Coronavirus : les réunions de négociation sur le Brexit prévues la semaine prochaine sont annulées

Le prochain cycle de négociations sur le Brexit qui devait s'ouvrir à Londres la semaine prochaine est annulé / © Andy Rain / MaxPPP
Le prochain cycle de négociations sur le Brexit qui devait s'ouvrir à Londres la semaine prochaine est annulé / © Andy Rain / MaxPPP

Après de nombreux reports du Brexit, ce sont désormais ses négociations qui sont menacées. Les réunions prévues la semaine prochaine entre les deux parties sont annulées.
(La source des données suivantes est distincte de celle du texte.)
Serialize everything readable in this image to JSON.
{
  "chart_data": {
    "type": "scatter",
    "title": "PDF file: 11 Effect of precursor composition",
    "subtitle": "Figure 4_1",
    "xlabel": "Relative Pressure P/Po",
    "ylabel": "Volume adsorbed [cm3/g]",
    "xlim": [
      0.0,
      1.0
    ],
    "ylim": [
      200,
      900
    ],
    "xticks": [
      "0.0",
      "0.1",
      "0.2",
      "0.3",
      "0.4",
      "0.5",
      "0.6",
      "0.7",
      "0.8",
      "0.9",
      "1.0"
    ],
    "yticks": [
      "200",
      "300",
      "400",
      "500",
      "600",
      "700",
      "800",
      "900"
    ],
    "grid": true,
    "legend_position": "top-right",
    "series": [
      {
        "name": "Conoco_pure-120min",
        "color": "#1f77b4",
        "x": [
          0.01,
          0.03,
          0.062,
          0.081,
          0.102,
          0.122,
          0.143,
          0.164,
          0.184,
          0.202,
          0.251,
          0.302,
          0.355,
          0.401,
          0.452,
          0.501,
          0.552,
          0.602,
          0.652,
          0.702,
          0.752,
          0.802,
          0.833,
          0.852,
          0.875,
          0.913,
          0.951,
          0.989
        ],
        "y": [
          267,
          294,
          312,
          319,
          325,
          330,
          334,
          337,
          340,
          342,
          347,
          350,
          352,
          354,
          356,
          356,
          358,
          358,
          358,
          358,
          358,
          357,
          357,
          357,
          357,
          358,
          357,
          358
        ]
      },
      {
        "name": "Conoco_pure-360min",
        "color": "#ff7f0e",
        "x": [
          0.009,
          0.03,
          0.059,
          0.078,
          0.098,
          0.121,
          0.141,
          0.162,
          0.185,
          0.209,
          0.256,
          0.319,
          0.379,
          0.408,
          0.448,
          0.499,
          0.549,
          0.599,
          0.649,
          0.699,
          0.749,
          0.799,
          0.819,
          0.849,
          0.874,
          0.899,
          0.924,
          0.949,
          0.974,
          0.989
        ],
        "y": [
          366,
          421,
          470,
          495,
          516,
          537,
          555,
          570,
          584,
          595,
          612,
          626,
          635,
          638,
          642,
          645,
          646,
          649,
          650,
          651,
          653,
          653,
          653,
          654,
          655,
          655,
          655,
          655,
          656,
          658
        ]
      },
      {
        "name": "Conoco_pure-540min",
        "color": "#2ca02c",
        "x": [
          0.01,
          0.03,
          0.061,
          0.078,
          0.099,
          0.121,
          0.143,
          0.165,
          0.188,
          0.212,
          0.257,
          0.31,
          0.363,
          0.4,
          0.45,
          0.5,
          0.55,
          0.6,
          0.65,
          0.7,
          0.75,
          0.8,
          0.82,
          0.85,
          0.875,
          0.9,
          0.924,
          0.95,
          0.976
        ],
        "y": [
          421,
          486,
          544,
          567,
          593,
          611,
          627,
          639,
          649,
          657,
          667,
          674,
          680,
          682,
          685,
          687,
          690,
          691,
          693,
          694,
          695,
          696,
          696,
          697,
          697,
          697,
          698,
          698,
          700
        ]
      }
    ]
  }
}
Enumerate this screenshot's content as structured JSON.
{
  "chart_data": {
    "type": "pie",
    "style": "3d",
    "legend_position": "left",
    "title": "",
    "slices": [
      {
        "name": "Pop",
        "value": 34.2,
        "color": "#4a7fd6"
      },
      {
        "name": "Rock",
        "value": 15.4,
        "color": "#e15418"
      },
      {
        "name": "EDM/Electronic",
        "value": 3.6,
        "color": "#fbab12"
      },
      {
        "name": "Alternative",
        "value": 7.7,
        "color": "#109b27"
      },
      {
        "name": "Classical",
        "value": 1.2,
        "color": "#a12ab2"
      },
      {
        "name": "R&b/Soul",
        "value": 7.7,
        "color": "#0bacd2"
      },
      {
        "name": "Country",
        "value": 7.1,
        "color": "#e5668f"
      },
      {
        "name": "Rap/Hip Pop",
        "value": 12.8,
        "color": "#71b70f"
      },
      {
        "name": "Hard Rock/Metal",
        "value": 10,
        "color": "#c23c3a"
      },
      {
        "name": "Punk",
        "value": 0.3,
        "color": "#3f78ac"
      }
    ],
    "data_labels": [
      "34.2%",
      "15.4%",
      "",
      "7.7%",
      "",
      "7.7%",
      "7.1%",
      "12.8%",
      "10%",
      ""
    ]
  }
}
Parmi les solutions alternatives : la mise en place de visioconférences est notamment envisagée. 
           

Par AFP

L'information provient d'un communiqué britannique publié ce vendredi 13 mars : le prochain cycle de négociations sur le Brexit entre Bruxelles et Londres, qui devait se tenir en face à face la semaine prochaine dans la capitale du Royaume-Uni est annulé. 

Parmi les solutions alternatives envisagées par les deux parties pour poursuivre leurs travaux, la mise en place de visioconférences est envisagée. 

Un projet d'accord commercial "ambitieux" sur la table 


Malgré la pandémie de coronavirus, les deux parties tiennent à poursuivre leurs efforts.
Le négociateur en chef de l'UE sur le Brexit, Michel Barnier, a annoncé vendredi l'envoi aux Etats membres d'un "ambitieux" projet de ce qu'il imagine pouvoir être le nouvel accord commercial des Européens avec le Royaume-Uni.
                  
"Il montre qu'une relation ambitieuse et globale est possible. Nous devons nous donner toutes les chances de réussir", a-t-il déclaré. "Nous publierons le texte après nos échanges et nous nous réjouissons de travailler avec le Royaume-Uni".
           
A Bruxelles, certains Etats membres continuent à faire pression pour que M. Barnier défende une future relation étroite avec le Royaume-Uni, dans le cadre d'un accord garantissant des "conditions de concurrence équitables (level playing field, ndlr)" entre les entreprises.
           
Elles sont nombreuses des deux côtés de la Manche à souhaiter poursuivre une relation étroite, avec des règles similaires, afin de minimiser les perturbations des chaînes d'approvisionnement.

Mais le Premier ministre Boris Johnson assure que son pays veut garder sa liberté de fixer ses propres lois, quel qu'en soit le prix.

Le Royaume-Uni, qui a quitté l'Union le 31 janvier, espère conclure avec l'UE un accord sur la future relation d'ici le 31 décembre, lorsque la transition post Brexit prendra fin.